Of course, we did not think about sending her back — not seriously, and definitely not recently!

We would not be trying for a son, but that was not a big disappointment, honestly wanting a girl every time.  After all, I had been the youngest of three boys, always yearning for a sister.  The thought of little girls running around the house was delightful. 

It was thrilling when Wendy was born.  I behaved as if I had invented childbirth, crowing and cooing, bragging until my friends and neighbors crossed the street when they saw me coming, and embarrassing my wife by taking rolls of film of her nursing our firstborn for the first time.

Before Wendy was one month old, my excitement drove me to the keyboard and a detailed chronicle: remembering the Lamaze lessons, babying out the nursery, our midnight trip to Kaiser, labor and delivery, and how we felt about all this.  It ran to forty pages, and copies were sent to the immediate and extended family and many others, whether they asked or not.  The picture taking continued unabated.  The annual Christmas photo album that year was huge.

I loved every step.  Every first step, every single step, every kind of step.  Every crawling, walking, running, new-word, candle-on-the-cake, mark-on-the-door-jamb, up-on-dad’s shoulder, scraped-knee, kissing-the-owie, falling-asleep-on-dad’s-chest … all those steps.  You know what I mean.  The wonder of it all! We asked ourselves, “How can we match this?”

Then Annie was born. 

How different she was from her sister.  In utero, Wendy rolled around.  Annie did jumping jacks.  When Wendy was nursing and the milk would not come right away, she would fuss a little.  Annie would make a little fist and pound on the container, just the way you would slap a vending machine if it ate your dollar and didn’t give you a Pepsi.

Wendy strolled and skipped; Annie ran.  Wendy read; Annie fluttered the pages and made up stories of her own.  Wendy was a string quartet; Annie was a brass band.  We didn’t take as many pictures the second time around and her story was eighteen pages, but the wonder of it was the same.  We said to ourselves, “The perfect nuclear family, two kids and a dog.”

Then along came Emily.

She was as different from her sisters as they were from each other.  Annie’s early drawings were representational; Emily’s were “music in the air.”  Wendy wanted to postpone “lights out” with stories about Princess Wendymere and her adventures; Emily wanted all the songs from a different “musical” every night.  Her sisters tended to live in the here and now, but Emily woke up in new world every day.  Yet she brought the same wonder — that wonder when your child flops against you and throws her arms around your neck, and you pat her, and she pats your shoulders in return.
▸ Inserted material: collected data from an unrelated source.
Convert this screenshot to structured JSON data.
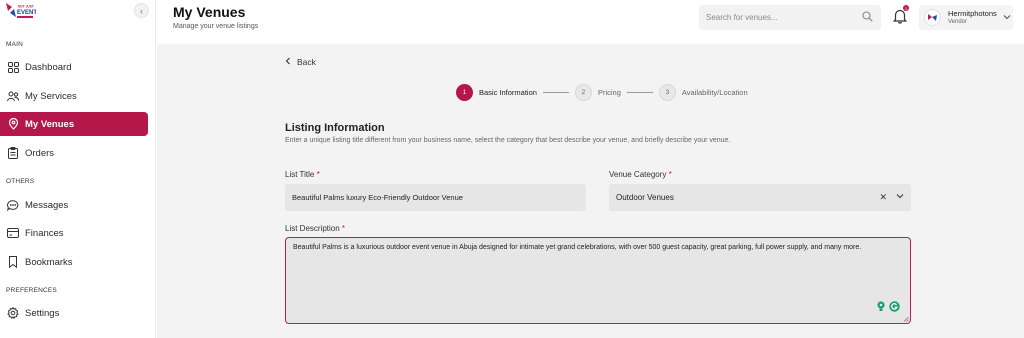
{
  "sidebar": {
    "logo_text": "NOT JUST EVENT",
    "sections": {
      "main": "MAIN",
      "others": "OTHERS",
      "preferences": "PREFERENCES"
    },
    "items": [
      {
        "label": "Dashboard",
        "icon": "grid-icon"
      },
      {
        "label": "My Services",
        "icon": "people-icon"
      },
      {
        "label": "My Venues",
        "icon": "location-pin-icon",
        "active": true
      },
      {
        "label": "Orders",
        "icon": "clipboard-icon"
      },
      {
        "label": "Messages",
        "icon": "chat-icon"
      },
      {
        "label": "Finances",
        "icon": "card-icon"
      },
      {
        "label": "Bookmarks",
        "icon": "bookmark-icon"
      },
      {
        "label": "Settings",
        "icon": "gear-icon"
      }
    ]
  },
  "header": {
    "title": "My Venues",
    "subtitle": "Manage your venue listings",
    "search_placeholder": "Search for venues...",
    "notification_count": "1",
    "user_name": "Hermitphotons",
    "user_role": "Vendor"
  },
  "main": {
    "back_label": "Back",
    "steps": [
      {
        "number": "1",
        "label": "Basic Information",
        "active": true
      },
      {
        "number": "2",
        "label": "Pricing",
        "active": false
      },
      {
        "number": "3",
        "label": "Availability/Location",
        "active": false
      }
    ],
    "section_title": "Listing Information",
    "section_desc": "Enter a unique listing title different from your business name, select the category that best describe your venue, and briefly describe your venue.",
    "list_title_label": "List Title",
    "list_title_value": "Beautiful Palms luxury Eco-Friendly Outdoor Venue",
    "venue_category_label": "Venue Category",
    "venue_category_value": "Outdoor Venues",
    "list_description_label": "List Description",
    "list_description_value": "Beautiful Palms is a luxurious outdoor event venue in Abuja designed for intimate yet grand celebrations, with over 500 guest capacity, great parking, full power supply, and many more.",
    "required_marker": "*"
  },
  "colors": {
    "accent": "#b5174a",
    "required": "#c2185b",
    "main_bg": "#f3f3f3",
    "input_bg": "#e6e6e6"
  }
}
Emily’s story was a page and a half.  That caused me to worry if she needed an apology for the brevity of my account of her birth.  Now that she has three boisterous sons, five and under, she gets it.  She barely has time to sleep, let alone write.   

With each pregnancy, friends would ask if I was hoping for a son this time, and the conversation often centered on father-son bonding over sports.  I never pined for a son, but I did get my sports fix.  Oh, how I loved those summer evenings under the streetlamps when Wendy and I played catch; she later played left field on the school softball team.  Oh, how I treasured Annie’s great determination in track and field as she challenged herself with hurdles and the pole vault.  Emily detested sports.  But oh, how I geeked out on opera with a passion equal to her love of “Bring Him Home” and “Un Bel Di.”
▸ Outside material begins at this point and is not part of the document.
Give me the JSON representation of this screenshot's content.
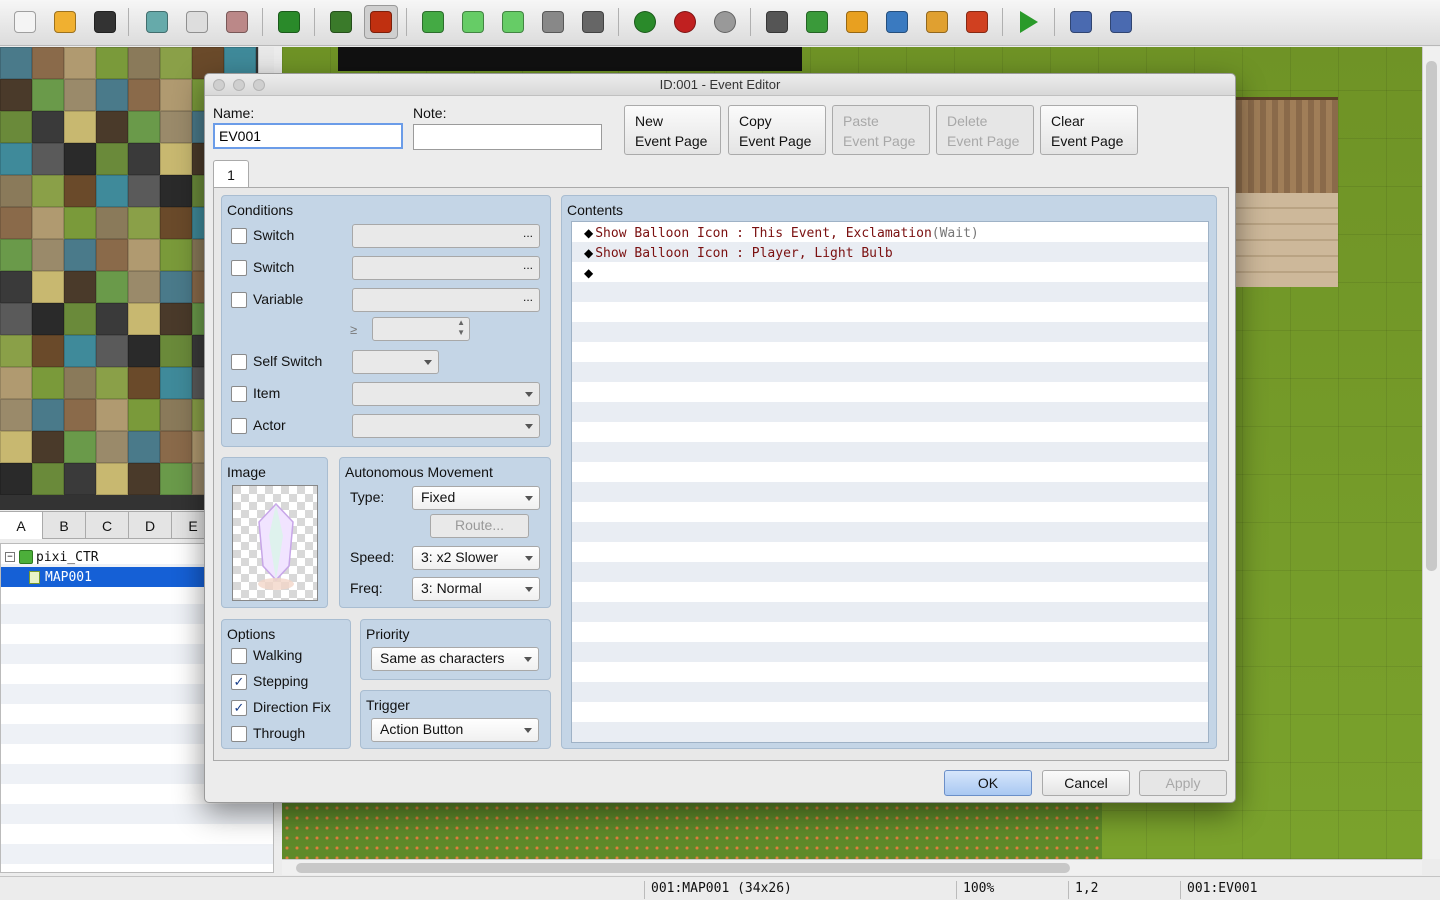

They are grown now, but the wonder has not disappeared.  The wonder now is the special relationship with adult children.  The wonder now is the loving attention they give their mom and dad.  The wonder now is the cherished sisterhood they share.  The wonder now is the passion they share for their art, the passion they share for social justice, the passion for the good and altruistic work they do.  They astound me.

I will write of these amazing women in future blogs, probably providing some embarrassment to them from the quill of a proud papa.  I am grateful to be surrounded by these incredible, interesting women — my wife and my three daughters.